The rest of the code, which is the part that actually changes the argument to the open syscall is exactly the same. Now, let’s check if this works as advertised:

$ git clone https://github.com/alfonsosanchezbeato/ptrace-redirect.git
$ cd ptrace-redirect/
$ cat ONE.txt 
This is ONE.txt
$ cat TWO.txt 
This is TWO.txt
$ gcc redir_filter.c -o redir_filter
$ ./redir_filter cat TWO.txt 
[waitpid status: 0x0000057f]
[waitpid status: 0x0007057f]
[Opening /etc/ld.so.cache]
[waitpid status: 0x0007057f]
[Opening /lib/x86_64-linux-gnu/libc.so.6]
[waitpid status: 0x0007057f]
[Opening /usr/lib/locale/locale-archive]
[waitpid status: 0x0007057f]
[Opening TWO.txt]
This is ONE.txt
[waitpid status: 0x00000000]

It does indeed! Note that traces show that the tracer gets interrupted only by the open syscall (besides an initial trap and when the child exits). If we added the same traces to the ptrace-only program we would see many more calls.

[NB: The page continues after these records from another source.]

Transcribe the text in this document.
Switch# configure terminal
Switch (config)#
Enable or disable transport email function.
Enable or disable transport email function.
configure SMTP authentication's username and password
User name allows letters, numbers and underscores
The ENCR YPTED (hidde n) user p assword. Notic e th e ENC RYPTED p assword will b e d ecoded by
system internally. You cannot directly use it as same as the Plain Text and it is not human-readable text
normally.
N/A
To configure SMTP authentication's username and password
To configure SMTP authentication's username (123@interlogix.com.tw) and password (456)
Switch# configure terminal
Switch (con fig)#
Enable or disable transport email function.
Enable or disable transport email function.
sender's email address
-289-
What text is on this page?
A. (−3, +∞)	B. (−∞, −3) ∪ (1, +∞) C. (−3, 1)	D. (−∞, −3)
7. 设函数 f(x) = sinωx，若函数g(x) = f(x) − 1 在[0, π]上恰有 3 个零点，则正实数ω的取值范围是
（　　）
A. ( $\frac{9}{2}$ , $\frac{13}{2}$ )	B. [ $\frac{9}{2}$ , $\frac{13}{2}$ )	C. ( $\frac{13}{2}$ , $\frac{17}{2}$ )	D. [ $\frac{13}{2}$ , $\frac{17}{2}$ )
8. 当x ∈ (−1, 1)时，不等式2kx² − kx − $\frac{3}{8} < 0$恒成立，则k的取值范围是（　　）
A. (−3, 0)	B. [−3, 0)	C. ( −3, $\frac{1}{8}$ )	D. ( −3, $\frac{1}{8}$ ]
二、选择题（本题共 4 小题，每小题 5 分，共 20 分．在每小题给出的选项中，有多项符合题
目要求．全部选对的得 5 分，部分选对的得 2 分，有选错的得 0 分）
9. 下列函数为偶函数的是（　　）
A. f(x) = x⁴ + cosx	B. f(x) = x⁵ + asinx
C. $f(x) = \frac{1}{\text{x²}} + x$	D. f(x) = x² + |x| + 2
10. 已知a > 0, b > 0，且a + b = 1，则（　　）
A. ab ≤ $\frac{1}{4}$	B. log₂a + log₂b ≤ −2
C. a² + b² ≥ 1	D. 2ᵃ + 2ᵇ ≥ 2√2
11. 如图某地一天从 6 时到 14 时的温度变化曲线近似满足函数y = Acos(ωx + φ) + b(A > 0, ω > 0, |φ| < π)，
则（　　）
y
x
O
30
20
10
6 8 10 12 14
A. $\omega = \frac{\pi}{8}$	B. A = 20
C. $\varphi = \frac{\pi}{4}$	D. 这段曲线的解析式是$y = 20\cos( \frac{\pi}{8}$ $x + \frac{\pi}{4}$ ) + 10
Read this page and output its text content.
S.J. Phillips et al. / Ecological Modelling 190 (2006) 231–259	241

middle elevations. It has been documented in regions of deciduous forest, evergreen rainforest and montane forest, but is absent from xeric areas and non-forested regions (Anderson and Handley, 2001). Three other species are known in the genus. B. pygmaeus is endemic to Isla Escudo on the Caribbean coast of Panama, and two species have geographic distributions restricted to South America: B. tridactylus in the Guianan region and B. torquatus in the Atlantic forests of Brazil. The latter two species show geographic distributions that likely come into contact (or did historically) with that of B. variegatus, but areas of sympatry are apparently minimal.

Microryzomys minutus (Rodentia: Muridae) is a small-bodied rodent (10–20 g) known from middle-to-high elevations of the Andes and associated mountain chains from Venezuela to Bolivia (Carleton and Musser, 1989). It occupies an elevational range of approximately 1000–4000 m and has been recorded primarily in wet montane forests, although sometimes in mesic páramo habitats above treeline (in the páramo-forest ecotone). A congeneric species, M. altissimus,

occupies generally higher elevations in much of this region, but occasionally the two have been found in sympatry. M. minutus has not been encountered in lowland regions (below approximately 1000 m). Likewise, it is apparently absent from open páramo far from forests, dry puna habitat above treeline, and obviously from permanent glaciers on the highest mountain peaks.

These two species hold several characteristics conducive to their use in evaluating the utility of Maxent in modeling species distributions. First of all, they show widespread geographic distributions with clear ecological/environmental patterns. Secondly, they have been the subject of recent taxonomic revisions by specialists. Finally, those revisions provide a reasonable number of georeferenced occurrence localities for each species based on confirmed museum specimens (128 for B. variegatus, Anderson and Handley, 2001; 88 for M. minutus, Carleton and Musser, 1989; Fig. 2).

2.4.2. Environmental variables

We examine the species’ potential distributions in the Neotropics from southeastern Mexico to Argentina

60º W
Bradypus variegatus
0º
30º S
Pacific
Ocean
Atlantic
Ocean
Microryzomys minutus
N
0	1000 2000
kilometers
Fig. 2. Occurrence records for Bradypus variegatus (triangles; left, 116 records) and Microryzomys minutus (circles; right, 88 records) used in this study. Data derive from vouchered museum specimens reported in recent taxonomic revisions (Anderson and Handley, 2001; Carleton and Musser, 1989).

Finally, a word of caution regarding call numbers: in this post and in the previous one we are assuming an x86-64 architecture, so the programs would need to be adapted if we want to use it in different archs. There is also an important catch here: we are implicitly assuming that the child process that gets run by the execvp() call is also x86-64, as we are filtering by using the syscall number for that arch. This implies that this will not work in the case that the child program is compiled for i386. To make this example work properly also in that case, we must check the architecture in the BPF, by looking at “arch” in seccomp_data, and use the appropriate syscall number in each case. We would also need to check the arch before looking at the tracee registers, see an example on how to do this here (alternatively we could make the BPF return this data in the SECCOMP_RET_DATA bits of its return value, which can be retrieved by the tracer via PTRACE_GETEVENTMSG). Needless to say, for arm64/32 we would have similar issues.